June 15, 2009 at 1:20 pm (Making Sense of Things) (, , , , , , , )

Jumping onto the social media bandwagon, I proceeded to Twitter – only to find that I have nothing to say on it. One could argue that I simply did not embrace Twitter for its use – letting people who apparently care about your daily dealings know just what those dealings are – but I would say that I prefer a more personal mode of interaction for my “status updates”. I have also found that, of my initial ~20 contacts, at least three of them are Serial Twits (because Twitterers or Tweeters both sound ridiculous, and neither is as demeaning), who post about every little thing, and sometimes four or five times about the same thing. Whether it be a sports match, a gaming convention, or the influx of illegals into your backyard, I don’t care. Luckily twitter allows me to forever remove these spammers from my feed, thereby ending my friendship with them. Somewhat like breaking up over facebook – society in my eyes is hitting a new low. So now I use twitter for FDA recalls, NSF and NASA updates, and to see when Download Squad or RolePlay Gateway have something new to report.

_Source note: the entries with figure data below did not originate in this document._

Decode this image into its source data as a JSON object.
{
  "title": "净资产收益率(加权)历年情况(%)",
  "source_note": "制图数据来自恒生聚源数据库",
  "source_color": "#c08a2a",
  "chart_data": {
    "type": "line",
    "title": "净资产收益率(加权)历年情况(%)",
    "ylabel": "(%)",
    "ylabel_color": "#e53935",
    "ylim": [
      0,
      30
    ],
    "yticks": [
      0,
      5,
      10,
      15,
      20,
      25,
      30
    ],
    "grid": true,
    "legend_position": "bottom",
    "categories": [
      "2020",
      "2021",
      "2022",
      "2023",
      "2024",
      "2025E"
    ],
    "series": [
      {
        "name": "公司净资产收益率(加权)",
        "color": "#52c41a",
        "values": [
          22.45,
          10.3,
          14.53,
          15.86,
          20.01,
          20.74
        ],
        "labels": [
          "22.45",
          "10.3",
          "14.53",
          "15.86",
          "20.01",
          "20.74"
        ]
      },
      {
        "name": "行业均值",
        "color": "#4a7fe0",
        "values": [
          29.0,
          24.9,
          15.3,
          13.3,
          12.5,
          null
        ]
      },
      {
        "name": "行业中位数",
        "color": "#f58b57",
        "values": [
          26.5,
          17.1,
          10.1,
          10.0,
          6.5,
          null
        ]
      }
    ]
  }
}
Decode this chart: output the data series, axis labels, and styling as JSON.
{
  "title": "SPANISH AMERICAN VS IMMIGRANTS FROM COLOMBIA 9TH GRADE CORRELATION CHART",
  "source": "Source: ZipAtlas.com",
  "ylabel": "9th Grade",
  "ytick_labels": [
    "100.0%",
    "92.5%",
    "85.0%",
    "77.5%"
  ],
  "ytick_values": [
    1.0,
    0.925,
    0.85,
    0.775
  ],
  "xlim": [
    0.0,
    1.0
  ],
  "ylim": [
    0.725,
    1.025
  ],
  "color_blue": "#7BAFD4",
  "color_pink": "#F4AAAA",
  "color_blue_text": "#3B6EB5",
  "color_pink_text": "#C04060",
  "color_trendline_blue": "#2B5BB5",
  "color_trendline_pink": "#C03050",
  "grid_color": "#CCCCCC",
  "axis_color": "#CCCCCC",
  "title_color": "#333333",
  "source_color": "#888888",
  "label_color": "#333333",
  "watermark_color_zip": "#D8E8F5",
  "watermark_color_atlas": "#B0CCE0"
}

Which brings me to something useful: Google. Having given up on Firefox due to a Google Gears + Integrated Gmail crash, I am now using Google Chrome for my internet, with Gmail for my email, and Google Reader for my RSS feeds. I Google Maps my public transportation, I Google Search for my search, and the only other sites I seem to frequent are Wikipedia and IMDB. If Google were to absorb those too (as per its blobular trend), and maybe make a Linux based Google OS, and take over Meebo for its multi-protocol instant messaging, then I really would bow down to that Blue Red Yellow Blue Green Red Skynet and consider myself saved by the Technorevolution. They did after all come out with the Android, and if naming is any indication of function…

So I’ve recently narrowed down my list of non-google sites that I actually use. They are Ficly, Photobucket, and WordPress. For some reason, I feel that Google Wave might help to centralize everything that I do online.

On an unrelated note, two of my professors were walking the stairways and hallways in a very solemn manner – slow, careful steps, hung head, stooped posture – until I alerted them to my presence, whereupon each of them in their respective incidents livened up and help a perfectly normal conversation with me. Then returned to their zombie walk as I made some distance.

But for those of you who do use twitter, I highly recommend TwitterFeed, Su.pr by Stumble Upon, and TweetPsych. I have decided that a Tweet should either have a witty joke/comment, or a link in it to be of any use to anyone. “Mowing lawn, back in ah hour” does not qualify.